The pupil should observe the general form and external construction of the caterpillar, watching it feeding, in action, and at rest.
Notice how the creature moves. Find its head, its segments (similar divisions of the body), and its breathing holes along the sides of the body. Try to find its eyes, any feelers, wings or paddles. Try to loosen it from its support; find the tiny hooks on the feet for clinging fast.
Questions.
- Give the general color of your specimen and explain how this color may make it conspicuous or may aid its concealment.
- Describe the outer surface or covering of the caterpillar. What structures, if any, are there, which might make the animal distasteful or inedible?
- How many pairs of legs are there? How are they distributed along the body? Counting the segments, state which ones bear no legs.

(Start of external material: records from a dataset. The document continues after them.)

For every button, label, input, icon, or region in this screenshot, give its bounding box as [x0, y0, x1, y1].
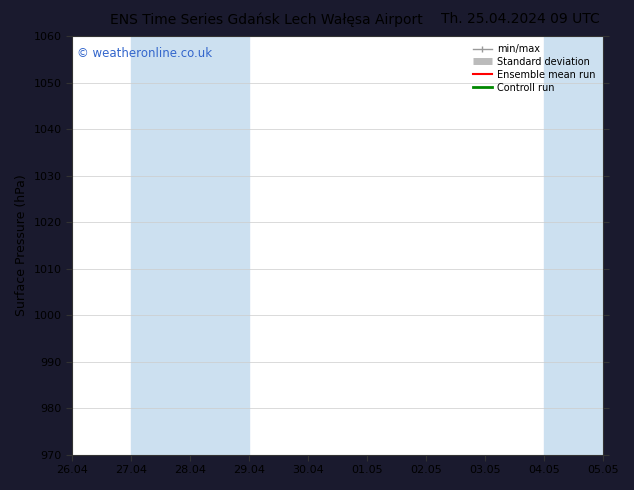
Bar: [544, 36, 621, 455]
Text: ENS Time Series Gdańsk Lech Wałęsa Airport: ENS Time Series Gdańsk Lech Wałęsa Airpo…: [110, 12, 423, 27]
Text: © weatheronline.co.uk: © weatheronline.co.uk: [77, 47, 212, 60]
Bar: [131, 36, 249, 455]
Text: Th. 25.04.2024 09 UTC: Th. 25.04.2024 09 UTC: [441, 12, 599, 26]
Legend: min/max, Standard deviation, Ensemble mean run, Controll run: min/max, Standard deviation, Ensemble me…: [470, 41, 598, 96]
Y-axis label: Surface Pressure (hPa): Surface Pressure (hPa): [15, 174, 28, 316]
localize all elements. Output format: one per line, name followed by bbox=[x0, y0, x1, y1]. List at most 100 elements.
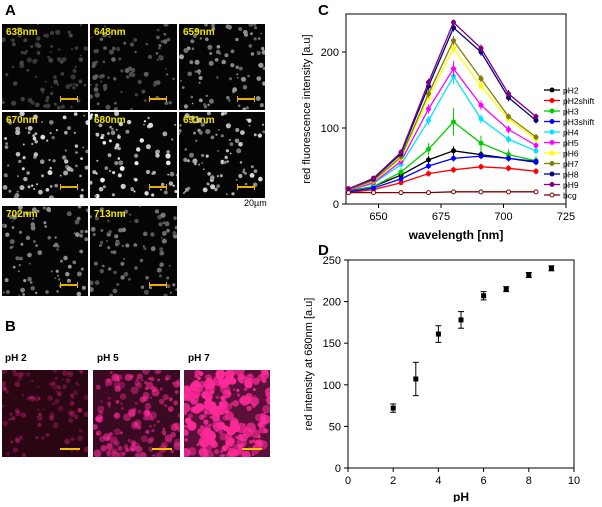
cell-spot bbox=[21, 372, 25, 376]
legend-label: pH5 bbox=[563, 138, 579, 148]
cell-spot bbox=[158, 54, 163, 60]
cell-spot bbox=[144, 402, 152, 410]
cell-spot bbox=[52, 244, 56, 248]
cell-spot bbox=[256, 76, 262, 81]
cell-spot bbox=[11, 370, 17, 373]
cell-spot bbox=[204, 24, 208, 27]
cell-spot bbox=[51, 384, 58, 390]
cell-spot bbox=[215, 49, 221, 55]
cell-spot bbox=[151, 388, 160, 397]
tile-wavelength-label: 680nm bbox=[94, 115, 126, 126]
cell-spot bbox=[76, 450, 79, 453]
cell-spot bbox=[163, 24, 169, 27]
cell-spot bbox=[141, 89, 146, 94]
cell-spot bbox=[165, 377, 169, 381]
cell-spot bbox=[128, 408, 136, 417]
y-tick-label: 0 bbox=[335, 463, 341, 475]
cell-spot bbox=[80, 267, 84, 271]
cell-spot bbox=[148, 122, 154, 128]
cell-spot bbox=[166, 228, 170, 233]
cell-spot bbox=[209, 416, 213, 419]
cell-spot bbox=[92, 75, 98, 80]
cell-spot bbox=[243, 387, 248, 392]
cell-spot bbox=[99, 269, 104, 274]
cell-spot bbox=[210, 135, 215, 140]
cell-spot bbox=[49, 132, 52, 135]
cell-spot bbox=[149, 396, 152, 399]
cell-spot bbox=[61, 155, 67, 160]
cell-spot bbox=[117, 147, 121, 151]
cell-spot bbox=[189, 152, 194, 158]
cell-spot bbox=[143, 410, 151, 417]
cell-spot bbox=[123, 413, 132, 422]
cell-spot bbox=[75, 151, 78, 154]
cell-spot bbox=[174, 225, 177, 230]
cell-spot bbox=[11, 38, 15, 43]
legend-label: pH9 bbox=[563, 180, 579, 190]
cell-spot bbox=[83, 83, 87, 87]
cell-spot bbox=[139, 138, 144, 143]
cell-spot bbox=[139, 451, 147, 457]
cell-spot bbox=[257, 37, 261, 40]
cell-spot bbox=[15, 438, 20, 444]
cell-spot bbox=[120, 213, 124, 217]
cell-spot bbox=[11, 226, 15, 229]
cell-spot bbox=[112, 451, 120, 457]
cell-spot bbox=[210, 175, 215, 180]
cell-spot bbox=[46, 207, 51, 212]
cell-spot bbox=[159, 387, 163, 391]
cell-spot bbox=[65, 378, 71, 383]
cell-spot bbox=[223, 160, 227, 165]
data-point bbox=[478, 189, 484, 195]
cell-spot bbox=[229, 142, 234, 146]
legend-label: pH4 bbox=[563, 128, 579, 138]
cell-spot bbox=[57, 83, 59, 86]
cell-spot bbox=[18, 159, 22, 164]
cell-spot bbox=[148, 377, 151, 381]
cell-spot bbox=[234, 138, 240, 144]
cell-spot bbox=[251, 453, 255, 456]
cell-spot bbox=[228, 447, 232, 450]
cell-spot bbox=[228, 77, 233, 81]
cell-spot bbox=[172, 184, 175, 187]
cell-spot bbox=[90, 94, 94, 99]
data-point bbox=[390, 405, 396, 411]
cell-spot bbox=[103, 46, 107, 50]
cell-spot bbox=[30, 222, 36, 227]
cell-spot bbox=[106, 450, 111, 456]
cell-spot bbox=[109, 125, 112, 129]
cell-spot bbox=[78, 57, 84, 62]
cell-spot bbox=[207, 44, 213, 50]
cell-spot bbox=[144, 191, 149, 196]
cell-spot bbox=[45, 103, 51, 109]
cell-spot bbox=[117, 157, 121, 160]
cell-spot bbox=[163, 32, 167, 36]
series-line-pH8 bbox=[348, 26, 537, 190]
cell-spot bbox=[259, 103, 264, 108]
tile-wavelength-label: 702nm bbox=[6, 209, 38, 220]
cell-spot bbox=[102, 32, 108, 38]
cell-spot bbox=[36, 183, 38, 186]
cell-spot bbox=[260, 32, 262, 35]
cell-spot bbox=[116, 47, 120, 52]
cell-spot bbox=[218, 380, 227, 389]
cell-spot bbox=[15, 129, 21, 136]
cell-spot bbox=[38, 189, 43, 195]
cell-spot bbox=[238, 27, 243, 31]
cell-spot bbox=[151, 429, 155, 433]
cell-spot bbox=[25, 235, 31, 241]
cell-spot bbox=[70, 74, 76, 80]
cell-spot bbox=[190, 398, 197, 405]
cell-spot bbox=[8, 214, 13, 220]
cell-spot bbox=[117, 135, 121, 139]
cell-spot bbox=[220, 112, 225, 116]
panel-d-letter: D bbox=[318, 242, 329, 259]
cell-spot bbox=[14, 193, 20, 198]
cell-spot bbox=[16, 190, 19, 193]
data-point bbox=[426, 117, 431, 123]
cell-spot bbox=[257, 421, 264, 428]
cell-spot bbox=[252, 439, 256, 443]
cell-spot bbox=[95, 133, 100, 137]
cell-spot bbox=[145, 144, 151, 150]
cell-spot bbox=[158, 398, 165, 405]
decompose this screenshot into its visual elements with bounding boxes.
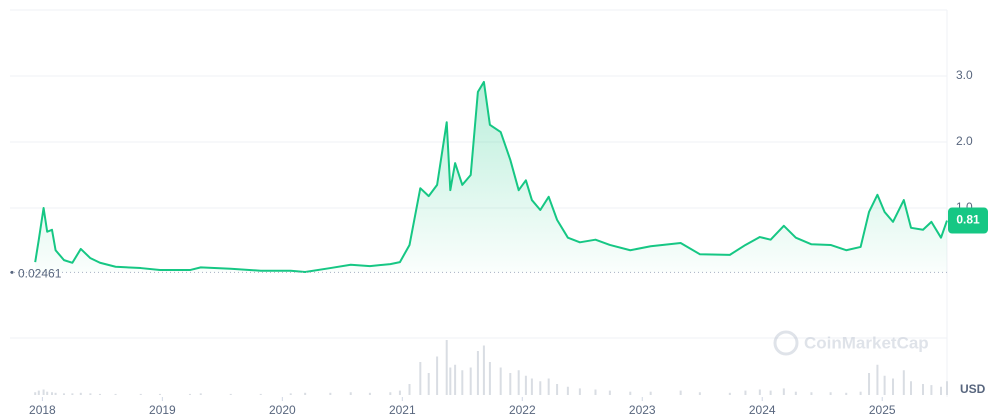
volume-bar bbox=[758, 389, 761, 395]
volume-bar bbox=[46, 391, 49, 395]
volume-bar bbox=[769, 390, 772, 395]
volume-bar bbox=[158, 393, 161, 395]
volume-bar bbox=[427, 373, 430, 395]
x-tick-label: 2022 bbox=[509, 403, 536, 417]
volume-bar bbox=[37, 390, 40, 395]
volume-bar bbox=[868, 373, 871, 395]
volume-bar bbox=[188, 393, 191, 395]
x-tick-label: 2020 bbox=[269, 403, 296, 417]
volume-bar bbox=[398, 390, 401, 395]
volume-bar bbox=[902, 370, 905, 395]
volume-bar bbox=[98, 393, 101, 395]
volume-bar bbox=[509, 373, 512, 395]
baseline-dot bbox=[10, 270, 14, 274]
volume-bar bbox=[436, 356, 439, 395]
volume-bar bbox=[368, 392, 371, 395]
currency-label: USD bbox=[960, 382, 986, 396]
volume-bar bbox=[930, 385, 933, 395]
volume-bar bbox=[304, 392, 307, 395]
price-area bbox=[35, 81, 947, 273]
x-tick-label: 2018 bbox=[29, 403, 56, 417]
volume-bar bbox=[728, 392, 731, 395]
volume-bar bbox=[199, 393, 202, 395]
volume-bar bbox=[517, 370, 520, 395]
volume-bar bbox=[782, 388, 785, 395]
volume-bar bbox=[419, 362, 422, 395]
volume-bar bbox=[229, 393, 232, 395]
volume-bar bbox=[259, 393, 262, 395]
volume-bar bbox=[71, 393, 74, 395]
volume-bar bbox=[547, 378, 550, 395]
volume-bar bbox=[629, 391, 632, 395]
volume-bar bbox=[408, 384, 411, 395]
volume-bar bbox=[883, 375, 886, 395]
volume-bar bbox=[946, 381, 948, 395]
volume-bar bbox=[449, 367, 452, 395]
volume-bar bbox=[556, 384, 559, 395]
volume-bar bbox=[810, 392, 813, 395]
volume-bar bbox=[679, 390, 682, 395]
volume-bar bbox=[461, 370, 464, 395]
volume-bar bbox=[139, 393, 142, 395]
price-line bbox=[34, 80, 948, 274]
volume-bar bbox=[54, 392, 57, 395]
volume-bar bbox=[649, 391, 652, 395]
x-tick-label: 2024 bbox=[749, 403, 776, 417]
volume-bar bbox=[79, 392, 82, 395]
watermark-text: CoinMarketCap bbox=[804, 333, 929, 352]
volume-bar bbox=[329, 392, 332, 395]
watermark: CoinMarketCap bbox=[773, 330, 929, 356]
volume-bar bbox=[482, 345, 485, 395]
volume-bar bbox=[469, 367, 472, 395]
volume-bar bbox=[698, 392, 701, 395]
x-tick-label: 2025 bbox=[869, 403, 896, 417]
volume-bar bbox=[89, 393, 92, 395]
volume-bar bbox=[608, 390, 611, 395]
volume-bar bbox=[445, 340, 448, 395]
x-tick-label: 2019 bbox=[149, 403, 176, 417]
x-tick-label: 2023 bbox=[629, 403, 656, 417]
volume-bar bbox=[476, 351, 479, 395]
volume-bar bbox=[578, 388, 581, 395]
volume-bar bbox=[910, 381, 913, 395]
volume-bar bbox=[42, 389, 45, 395]
volume-bar bbox=[845, 392, 848, 395]
volume-bar bbox=[594, 389, 597, 395]
volume-bar bbox=[349, 392, 352, 395]
volume-bar bbox=[499, 367, 502, 395]
y-tick-label: 2.0 bbox=[956, 134, 973, 148]
volume-bar bbox=[62, 393, 65, 395]
volume-bar bbox=[34, 392, 37, 395]
volume-bar bbox=[488, 362, 491, 395]
volume-bar bbox=[566, 386, 569, 395]
volume-bar bbox=[389, 392, 392, 395]
volume-bar bbox=[940, 386, 943, 395]
volume-bar bbox=[922, 384, 925, 395]
volume-bar bbox=[289, 393, 292, 395]
volume-bar bbox=[794, 391, 797, 395]
volume-bar bbox=[744, 390, 747, 395]
x-tick-label: 2021 bbox=[389, 403, 416, 417]
last-price-badge bbox=[948, 207, 988, 234]
volume-bar bbox=[524, 375, 527, 395]
volume-bar bbox=[530, 378, 533, 395]
volume-bar bbox=[114, 393, 117, 395]
volume-bar bbox=[539, 381, 542, 395]
last-price-label: 0.81 bbox=[956, 213, 980, 227]
volume-bar bbox=[892, 378, 895, 395]
volume-bar bbox=[829, 392, 832, 395]
y-tick-label: 3.0 bbox=[956, 68, 973, 82]
baseline-label: 0.02461 bbox=[18, 267, 62, 281]
volume-bar bbox=[454, 364, 457, 395]
volume-bar bbox=[50, 392, 53, 395]
volume-bar bbox=[859, 391, 862, 395]
volume-bar bbox=[876, 364, 879, 395]
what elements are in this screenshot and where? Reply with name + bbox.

- To what extent do the legs act in locomotion? Are they mere organs for attachment while the body swings forward and backward, or do the legs do this, as in a horse? Make a complete statement.
- Notice the openings of the internal breathing tubes. How are they protected against dust and other foreign matter?
- Does the caterpillar seem to be a warm-blooded animal? State how the free access of air along the body would influence internal temperature.
- What do you know about a caterpillar's appetite? How might caterpillars be beneficial or harmful? What means has nature of holding their numbers in check?
- Recalling that caterpillars finally "sleep" for several days or weeks and awaken as winged creatures, how can you account for their appetites?
THE TUSSOCK MOTH
Materials.
Directions for the study of the caterpillar stage will be found in the exercise "The Living Caterpillar," and directions for the study of the adult male form will be found in the exercise "The Living Butterfly or Moth." The female tussock moth is a wingless, thick-bodied creature, gray in color, very downy, and about three fourths of an inch long. The following directions apply more particularly to the study of the cocoons and the general harmfulness of the tussock moth.
This exercise may be done best outside of the classroom, the pupil answering the questions on scrap paper and rewriting these notes in the laboratory. Living caterpillars, cocoons, some of them bearing their frothy masses of wax and eggs, pupæ, and adult moths of both sexes may be used in the laboratory.
Observations and Questions.
- On what kinds of trees are the cocoons and the caterpillars generally found? What effect have the caterpillars on the trees, and what may possibly be the final effect upon the trees of the locality or the entire district?
- Upon what part of the tree are the cocoons made, and why? Where on the bark are they, and why?
- Is the opening of the cocoon at the upper or the lower end? What reason can you assign for this?
- Count the number of cocoons upon the entire tree or estimate it by counting those upon a part of the tree. Now count the number of eggs on a cocoon. Assuming that one half of the cocoons bear eggs, calculate the number of caterpillars on a tree next year.
- How is the waxy covering of the eggs a particularly good protection against winter weather?
- Investigate the interiors of several cocoons and state what you find.
- On the pupa find the jointed and tapering hinder end, abdomen, and at the head region and lying along the under side, the marks of the legs and the feelers, and possibly the wings, all pressed close against the body. Find also the breathing pores along the sides of the abdomen.
- Unlikeness between male and female is called "sexual dimorphism." Explain how the tussock moth shows this. For what work does each form seem particularly adapted?
- What methods would you use that the tussock moth might be destroyed or kept out of a community?